Josh’s Army dreams cruelly dashed

Image by Sgt Paul Morrison  Junior Soldier Joshua Byard, 18,  with his trophy for the Most Improved Junior Soldier.
Image by Sgt Paul Morrison Junior Soldier Joshua Byard, 18, with his trophy for the Most Improved Junior Soldier.

An award-winning Army Cadet from Ilkeston has had his lifelong dream of joining the full-time armed forces cruelly dashed after being diagnosed with a condition that will attack his eyesight and cannot be cured.

Josh Byard, 18, was presented with the coveted Gilbert Statuette as the Most Improved Junior Soldier when he passed out from the Army Foundation College in Harrogate this week.

But it was a bitter-sweet moment as he stepped forward and received the honour. For he knew that unlike his fellow graduates, he wouldn’t be taking up his dream career as a soldier because he has been diagnosed with Stargardt Disease after a routine eye test at Ilkeston Specsavers.

Stargardt is a genetic, degenerative condition. Symptoms vary but include wavy vision, blind spots, impaired colour vision and difficulty adapting to light.

He said: “When I found out I couldn’t be in the Army I was gutted. I still don’t know what to think about it all really.

“It’s all I’ve ever wanted to do since when I was a little boy, I was always running around playing soldiers.”

Joining the forces and following in the footsteps of his uncle and great grandad was Josh’s aim, so when he turned 17 he signed up for the Army and was sent to the Foundation College to complete his first year’s training.

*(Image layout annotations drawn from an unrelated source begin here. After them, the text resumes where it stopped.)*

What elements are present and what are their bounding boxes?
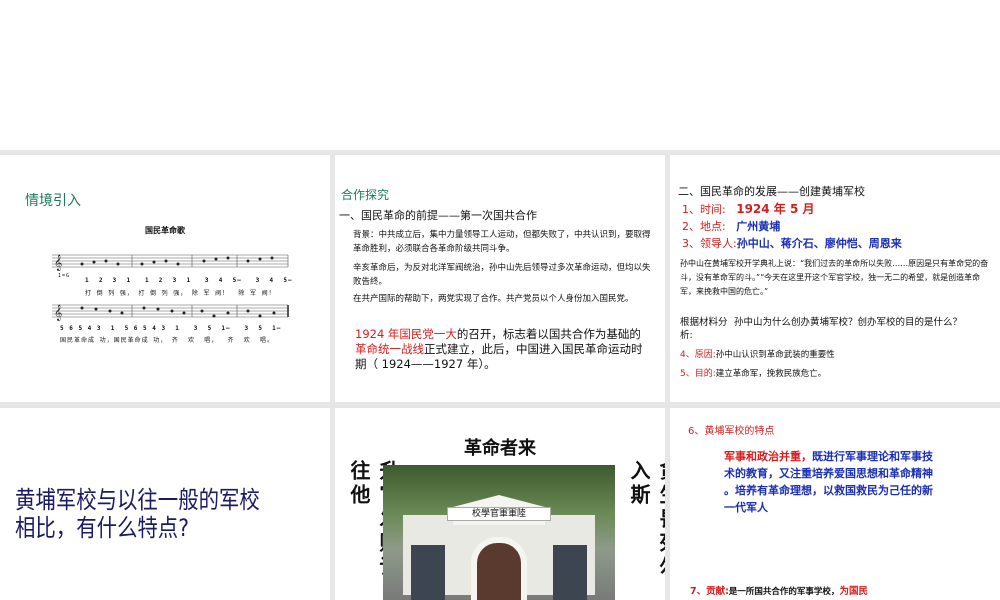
slide-heading: 情境引入 — [25, 193, 81, 209]
reason-row: 4、原因:孙中山认识到革命武装的重要性 — [680, 347, 835, 362]
slide-title: 6、黄埔军校的特点 — [688, 426, 775, 437]
slide-sorter-grid: 情境引入 国民革命歌 𝄞 𝄞 1=G 1 2 3 1 1 2 3 1 3 4 5… — [0, 150, 1000, 600]
contribution-highlight: 为国民 — [839, 586, 868, 597]
gate-sign: 校學官軍軍陸 — [447, 507, 551, 521]
lyrics-line-2: 国民革命成 功，国民革命成 功， 齐 欢 唱， 齐 欢 唱。 — [60, 337, 274, 344]
time-value: 1924 年 5 月 — [736, 202, 815, 216]
goal-row: 5、目的:建立革命军，挽救民族危亡。 — [680, 366, 826, 381]
blank-area — [0, 0, 1000, 150]
slide-6-thumbnail[interactable]: 6、黄埔军校的特点 军事和政治并重，既进行军事理论和军事技术的教育，又注重培养爱… — [670, 408, 1000, 600]
slide-2-thumbnail[interactable]: 合作探究 一、国民革命的前提——第一次国共合作 背景：中共成立后，集中力量领导工… — [335, 155, 665, 402]
feature-highlight: 军事和政治并重， — [724, 450, 812, 463]
analysis-label: 根据材料分析: — [680, 317, 728, 341]
analysis-question: 孙中山为什么创办黄埔军校？创办军校的目的是什么？ — [734, 317, 963, 328]
leader-value: 孙中山、蒋介石、廖仲恺、周恩来 — [736, 237, 902, 250]
leader-label: 3、领导人: — [682, 237, 737, 250]
leader-row: 3、领导人:孙中山、蒋介石、廖仲恺、周恩来 — [682, 236, 902, 252]
contribution-row: 7、贡献:是一所国共合作的军事学校，为国民 — [690, 583, 868, 599]
paragraph-conclusion: 1924 年国民党一大的召开，标志着以国共合作为基础的革命统一战线正式建立，此后… — [355, 327, 647, 372]
treble-clef-icon: 𝄞 — [54, 305, 62, 321]
place-label: 2、地点: — [682, 220, 726, 233]
paragraph-comintern: 在共产国际的帮助下，两党实现了合作。共产党员以个人身份加入国民党。 — [353, 294, 634, 304]
place-value: 广州黄埔 — [736, 220, 781, 233]
key-signature: 1=G — [58, 273, 71, 279]
contribution-text: 是一所国共合作的军事学校， — [728, 587, 840, 597]
highlight-1924: 1924 年国民党一大 — [355, 327, 457, 341]
paragraph-background: 背景：中共成立后，集中力量领导工人运动，但都失败了，中共认识到，要取得革命胜利，… — [353, 230, 651, 254]
song-title: 国民革命歌 — [145, 225, 185, 235]
jianpu-line-1: 1 2 3 1 1 2 3 1 3 4 5— 3 4 5— — [85, 277, 293, 284]
treble-clef-icon: 𝄞 — [54, 255, 62, 271]
lyrics-line-1: 打 倒 列 强， 打 倒 列 强， 除 军 阀！ 除 军 阀！ — [85, 290, 276, 297]
paragraph-xinhai: 辛亥革命后，为反对北洋军阀统治，孙中山先后领导过多次革命运动，但均以失败告终。 — [353, 263, 651, 287]
place-row: 2、地点: 广州黄埔 — [682, 219, 780, 235]
goal-value: 建立革命军，挽救民族危亡。 — [715, 369, 827, 379]
slide-subtitle: 一、国民革命的前提——第一次国共合作 — [339, 209, 537, 222]
slide-5-thumbnail[interactable]: 革命者来 升官发财请往他 贪生畏死勿入斯 校學官軍軍陸 — [335, 408, 665, 600]
jianpu-line-2: 5 6 5 4 3 1 5 6 5 4 3 1 3 5 1— 3 5 1— — [60, 325, 282, 332]
slide-3-thumbnail[interactable]: 二、国民革命的发展——创建黄埔军校 1、时间: 1924 年 5 月 2、地点:… — [670, 155, 1000, 402]
reason-label: 4、原因: — [680, 350, 716, 360]
slide-title: 二、国民革命的发展——创建黄埔军校 — [678, 185, 865, 198]
sun-yatsen-quote: 孙中山在黄埔军校开学典礼上说：“我们过去的革命所以失败……原因是只有革命党的奋斗… — [680, 259, 989, 296]
features-text: 军事和政治并重，既进行军事理论和军事技术的教育，又注重培养爱国思想和革命精神 。… — [724, 448, 936, 516]
question-text: 黄埔军校与以往一般的军校相比，有什么特点? — [15, 486, 260, 542]
time-row: 1、时间: 1924 年 5 月 — [682, 201, 815, 218]
couplet-right: 贪生畏死勿入斯 — [627, 460, 665, 580]
couplet-top: 革命者来 — [464, 438, 536, 459]
slide-heading: 合作探究 — [341, 188, 390, 202]
goal-label: 5、目的: — [680, 369, 716, 379]
reason-value: 孙中山认识到革命武装的重要性 — [715, 350, 835, 360]
slide-4-thumbnail[interactable]: 黄埔军校与以往一般的军校相比，有什么特点? — [0, 408, 330, 600]
slide-1-thumbnail[interactable]: 情境引入 国民革命歌 𝄞 𝄞 1=G 1 2 3 1 1 2 3 1 3 4 5… — [0, 155, 330, 402]
time-label: 1、时间: — [682, 203, 726, 216]
whampoa-gate-photo: 校學官軍軍陸 — [383, 465, 615, 600]
highlight-united-front: 革命统一战线 — [355, 342, 424, 356]
contribution-label: 7、贡献: — [690, 586, 729, 597]
text: 的召开，标志着以国共合作为基础的 — [456, 327, 641, 341]
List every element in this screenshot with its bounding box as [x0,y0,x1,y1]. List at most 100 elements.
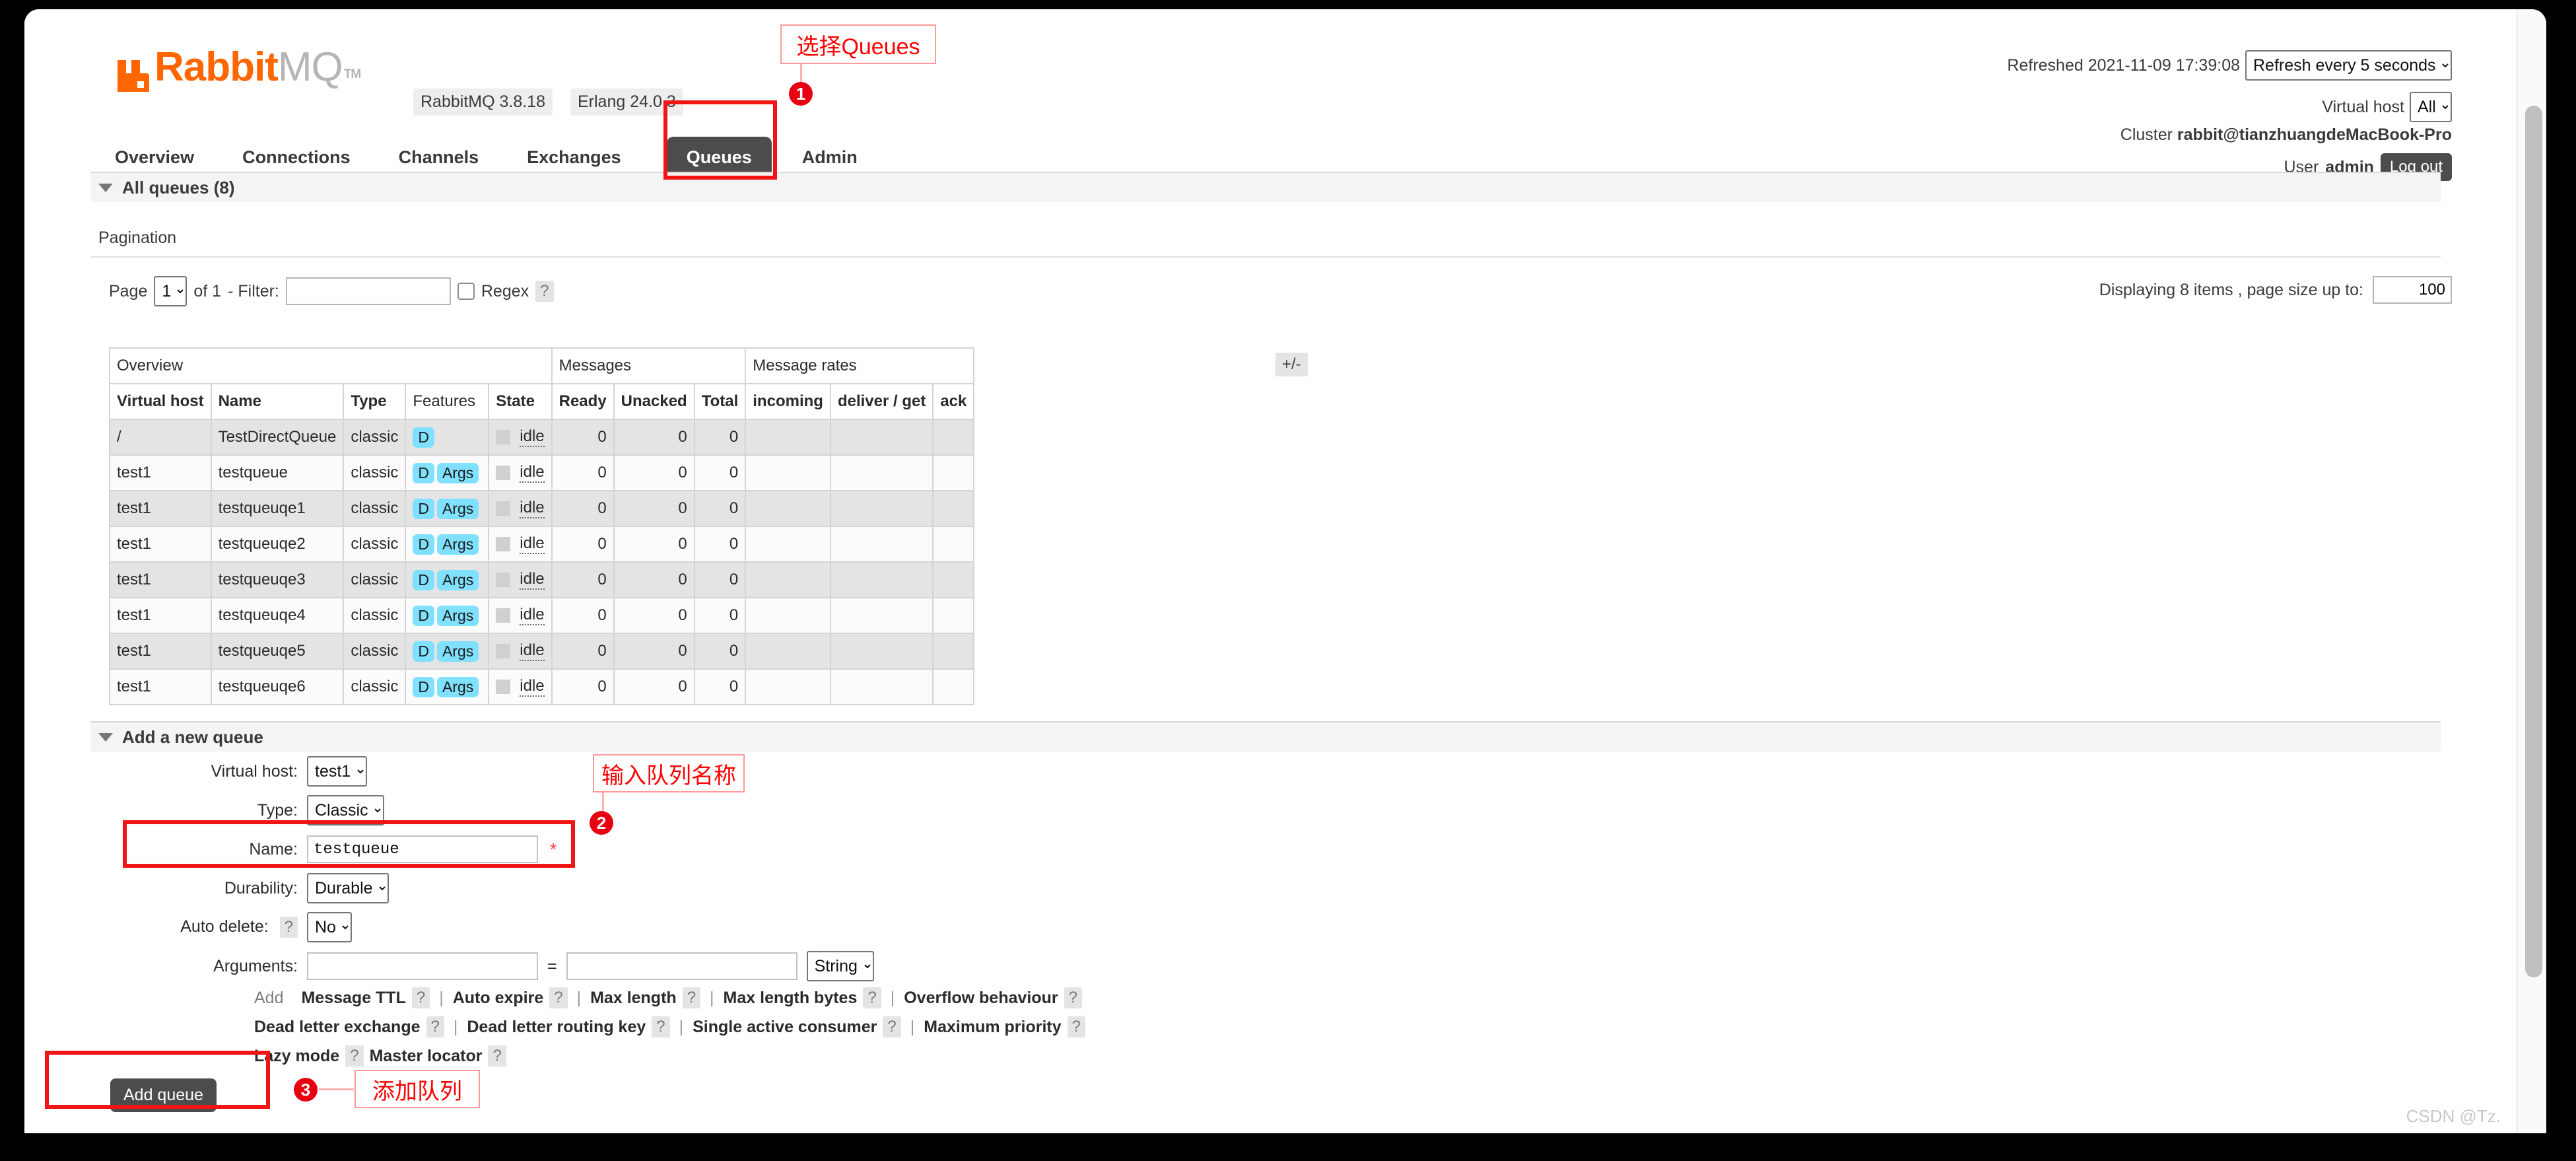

He excelled and was especially good at the physical side of things. Everything was going as he had hoped and he was on track to complete his training with flying colours until he returned home on leave and went for the check-up.

His mum, Claire Hawkins explained: “The first sign anything was wrong was when he went for the eye test.

“The optician noticed something and said Josh would need to see a specialist, it was all arranged and he was referred to the hospital in Harrogate because of college and so he had a couple of appointments up there.

“There was test after test but eventually they said what it was.”

Josh, who was set to join The Rifles, said: “It was just before Christmas that I found I had Stargardt Disease.

“I still don’t know a lot about what will happen now, I just know that I can’t be in the Army.

“There’s certain treatments that I can have and they want me to see an expert in Oxford so that’s all being sorted out.

“I’m not really sure about my future until then.”

But the devastating news that Josh can’t pursue his dream career has impacted on the whole family.

Claire added: “We’re all so proud of him, he sailed through his training, the award proves that, but then to find out he can’t carry on, I was so gutted for him.

“He worked really hard and achieved what he always wanted to so to find out he can’t be a soldier is really upsetting.

“I know what it means to him, I just feel helpless because there’s nothing any of us can do.

“Glasses won’t fix it and can’t help either, it’s just horrible.”

Josh will now move back to the family home on Nelson Street while treatment options are explored.

Claire said: “Weve just got to wait and see what happens next now but we’d be proud of him whatever he decided to do.”